# NTU Paiwan ASR

### **Overview**

The NTU Paiwan ASR Corpus is a linguistically rich dataset created as part of the efforts to enrich **FormosanBank**. The corpus was developed through a collaborative effort with one of the main collaborators of FormosanBank, [**Dr. Sung**](https://drive.google.com/file/d/1pkqbvFYHUydbiGRhPIgkBigkh2hpSCYi/view) from National Taiwan University and represents a pioneering contribution.

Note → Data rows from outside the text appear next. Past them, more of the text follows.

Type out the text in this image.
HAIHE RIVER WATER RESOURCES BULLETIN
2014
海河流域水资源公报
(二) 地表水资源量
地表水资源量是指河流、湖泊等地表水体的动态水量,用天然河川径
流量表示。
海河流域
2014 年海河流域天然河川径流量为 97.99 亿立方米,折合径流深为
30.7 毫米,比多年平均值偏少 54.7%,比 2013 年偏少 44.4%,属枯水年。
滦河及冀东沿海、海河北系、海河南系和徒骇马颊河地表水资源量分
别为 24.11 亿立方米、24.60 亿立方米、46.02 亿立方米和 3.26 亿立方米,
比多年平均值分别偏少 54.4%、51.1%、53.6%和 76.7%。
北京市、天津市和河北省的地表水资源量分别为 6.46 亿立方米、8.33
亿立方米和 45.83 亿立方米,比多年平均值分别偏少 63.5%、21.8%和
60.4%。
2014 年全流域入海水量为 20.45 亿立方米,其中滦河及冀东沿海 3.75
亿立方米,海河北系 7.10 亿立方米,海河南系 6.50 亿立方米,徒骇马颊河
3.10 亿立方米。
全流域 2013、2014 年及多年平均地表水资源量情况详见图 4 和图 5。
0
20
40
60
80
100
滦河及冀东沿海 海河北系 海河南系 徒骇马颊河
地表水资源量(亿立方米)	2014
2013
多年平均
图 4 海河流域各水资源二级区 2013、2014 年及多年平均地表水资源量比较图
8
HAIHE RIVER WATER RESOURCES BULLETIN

This corpus includes mostly read speech aligned with its corresponding text in addition to a small collection of spontaneous speech recordings. It is designed to support language preservation, linguistic research, and, notably, the development of automated speech recognition (ASR) tools tailored specifically for Paiwan.

#### **Content Summary**

* **Language Covered**: Paiwan
* **Corpus Content**:
  * Texts with aligned audio for read speech
  * Spontaneous speech recordings
* **Data Contributors**: Six speakers (pseudonyms used to maintain anonymity)

#### **Data Summary**

| Metric         | Read Speech | Spontaneous Speech | Total    |
| -------------- | ----------- | ------------------ | -------- |
| **Topics**     | 11          | 51                 | 62       |
| **Recordings** | 16          | 98                 | 114      |
| **Duration**   | 1:24:10     | 9:10:33            | 10:34:43 |

#### Data Breakdown by Participant

Below is a detailed description of the data outlying for each speaker how many recordings are available of them and the duration they have spoken for. As mentioned above, participants' names are pseudonyms for privacy.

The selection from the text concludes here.